Accompanying the epic sweep of music complicating appropiately towards
the idea of the 'concept album', is another appropriate
and perhaps more surprising dimension to the band's unique sound,
and that is the use of acoustic guitars. Nowhere is this more stunning
than the layered death knells of the title track, which sounds like
the best of Floyd black 'n' blue'd by Type O Negative.
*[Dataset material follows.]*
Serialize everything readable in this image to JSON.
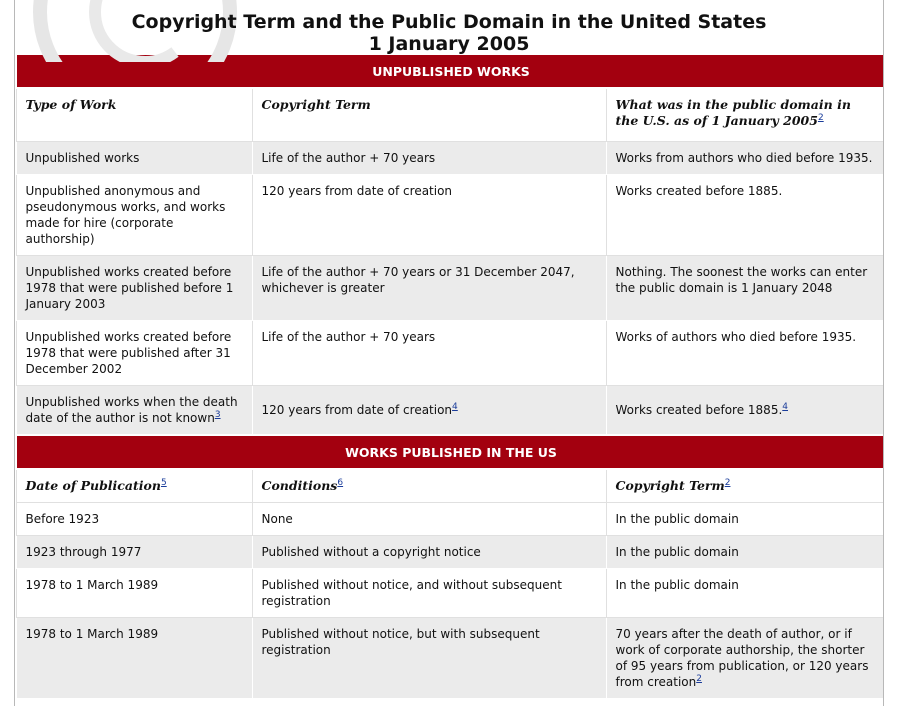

Ultimately what happens with this record is this: you believe it,
and for the first time in a long time with a concept record, you become
draped in the tale, in no hurry to leave, in less hurry once suffocation
stops dead the heart.
Rating 10
The Gathering - How to measure a planet?
(Century Media)
Well, this unique co-ed batch of bong artists have just gotten more
unique (I know, grammatical and logical impossibility), and off-the-chart
way less metal. I guess, soaking up all that press about Anneke van
Giersbergen's sweet soul-redeemer vocals has caused the band to drop
to their arsenals and let her croon away alone, save for loping unplugged
keyboard-woven trance-along backtracks. So the spiffy graphics support
this abandonment of metal, and the cryptic waffle-minded lyrics sound
great from said hummingbird throat. But two discs of this mesmer-fogged
claptrap is too much. Shoulda been an edited single, with great white
gods like 'Frail (you Might As Well Be Me)' and personal fave
'Great Ocean Road' (love that deathbed buzz section at 3:21),
leading the way as they (surprise) do here. Come to think of it, just
drop-kick (too violent: float down a dreamy stream) that second disc,
given that most of it is like an extended airport wait at Christmas:
too hot with all that clothing and far too many white people. In fact,
most of disc one is a quiet, unexcited, crystal shop joy, and likely
destined to be allowed to live by the critics, given the band's courage
to change completely, plus the crafty fact that The Gathering are
a welcome respite to all the hammery iron that will at least for this
one more record, be its competition.